Sending two unarmed B-52 bombers on “routine” runs through the Chinese ADIZ was tokenism that cannot obscure the need for crafting a credible response. Unfortunately, Obama seems more interesting in balancing America’s relationships in Asia than in checkmating an aggressive China.
Obama’s Asia policy seeks to reap the benefits of building closer engagement with Asian states — including China, now central to U.S. economic and strategic interests — while charting a course of neutrality on sovereignty disputes. This delicate balancing act, however, implies strategic and moral equivalence, even though the coercion and aggression is largely by China against states that are America’s allies or strategic partners.
For example, in the current geopolitical crisis, Washington is urging restraint also on Japan’s part, lest any escalation force the U.S. to take sides, undermining its policy to manage China’s rise without trying to contain it. Washington is seeking to manage Sino-Japanese tensions too by urging both sides to tamp down their nationalistic rhetoric and reduce the risk of escalation or miscalculation through crisis-management and confidence-building measures. This is the message Biden took to Tokyo and Beijing.
Yet the focus on the dual management of China’s rise and Sino-Japanese tensions obfuscates the broader test of power in the Asia-Pacific that Chinese actions represent. It also obscures the then U.S. Defense Secretary Robert Gates’ January 2011 warning that China’s long-term goal is to push the United States and its military assets farther out in the Pacific.
In this light, the Obama administration’s stance not to challenge China directly only aids its creeping aggression in Asia.
China is nibbling at territories held by several neighbors, as highlighted by growing PLA incursions across the long, disputed Himalayan border with India, its success in outwitting the Philippines to gain effective control of the Scarborough Shoal and the Second Thomas Shoal, and its aggressive moves against Vietnam over their unsettled maritime boundary.
Its self-declared ADIZ in the East China Sea even covers the sky over the South Korean-held Leodo Isle (“Suyan Rock” to Beijing), prompting Seoul to expand its own air-defense zone.
China’s ADIZ, while aimed at solidifying its claims to territories held by Japan and South Korea, increases regional tensions and the risks of Sino-Japanese conflict.
Compelling aircraft transiting the zone to accept the new Chinese rules won’t be easy for Beijing, given China’s limited early warning radar and in-flight refueling capabilities and the refusal of some neighboring states, especially Japan, to fall in line. As part of its step-by-step strategy, however, Beijing has no intention to enforce the zone immediately.
Efforts at enforcement will come later when circumstances are more favorable. Right now, the priority of China’s leaders is to prevail in the dangerous game of chicken that they have started.
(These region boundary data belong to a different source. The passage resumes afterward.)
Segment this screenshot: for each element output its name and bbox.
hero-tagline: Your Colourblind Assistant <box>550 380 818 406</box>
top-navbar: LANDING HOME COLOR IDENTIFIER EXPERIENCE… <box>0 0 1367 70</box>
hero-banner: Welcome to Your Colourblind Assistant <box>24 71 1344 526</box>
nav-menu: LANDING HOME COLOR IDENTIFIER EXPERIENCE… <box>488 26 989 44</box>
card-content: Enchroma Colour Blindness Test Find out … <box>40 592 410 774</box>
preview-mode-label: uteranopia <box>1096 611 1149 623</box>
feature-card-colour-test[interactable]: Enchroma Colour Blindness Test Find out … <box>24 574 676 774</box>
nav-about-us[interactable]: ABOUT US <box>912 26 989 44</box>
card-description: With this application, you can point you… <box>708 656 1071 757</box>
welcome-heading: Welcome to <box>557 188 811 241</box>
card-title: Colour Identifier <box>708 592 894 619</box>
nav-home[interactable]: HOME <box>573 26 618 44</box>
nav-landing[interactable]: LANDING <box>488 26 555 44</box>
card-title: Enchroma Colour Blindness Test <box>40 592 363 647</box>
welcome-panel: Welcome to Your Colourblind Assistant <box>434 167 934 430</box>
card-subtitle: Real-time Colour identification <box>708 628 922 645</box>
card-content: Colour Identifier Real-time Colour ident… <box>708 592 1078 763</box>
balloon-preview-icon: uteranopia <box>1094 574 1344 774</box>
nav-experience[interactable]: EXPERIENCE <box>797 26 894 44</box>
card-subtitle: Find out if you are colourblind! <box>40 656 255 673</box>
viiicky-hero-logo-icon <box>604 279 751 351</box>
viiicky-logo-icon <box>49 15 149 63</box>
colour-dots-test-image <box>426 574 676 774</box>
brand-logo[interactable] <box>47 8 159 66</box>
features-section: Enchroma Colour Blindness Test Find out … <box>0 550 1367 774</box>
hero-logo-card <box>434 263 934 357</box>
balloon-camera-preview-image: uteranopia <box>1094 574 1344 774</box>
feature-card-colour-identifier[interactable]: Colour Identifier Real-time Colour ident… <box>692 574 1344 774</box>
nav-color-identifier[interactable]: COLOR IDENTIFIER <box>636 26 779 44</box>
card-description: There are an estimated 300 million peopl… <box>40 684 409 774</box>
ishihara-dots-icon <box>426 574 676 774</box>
If China is able to ride out international criticism while holding its ground, it will be emboldened to set up — as Japanese Defense Minister Itsunori Onodera has warned — a similarly expansive air-defense zone in the South China Sea, more than 80 percent of which it now formally claims. A Chinese government spokesman said Nov. 27, according to Xinhua, that “China will set up other ADIZs in due time after completing relevant preparations.”
That is why it is important for the U.S. to draw the line now over China’s territorial creep. Otherwise, China — in the absence of any geopolitical blowback — will continue to subvert the status quo in the East and South China Seas, along its border with India, and even on the cross-border flows of Asia’s major rivers, which originate in the Chinese-annexed Tibetan plateau.
Without a concerted U.S.-led effort to push back against China’s aggression in the East China Sea, it won’t be long before another Chinese encroachment occurs.
Brahma Chellaney, a geostrategist, is the author, most recently, of “Water, Peace, and War” (Rowman & Littlefield, 2013).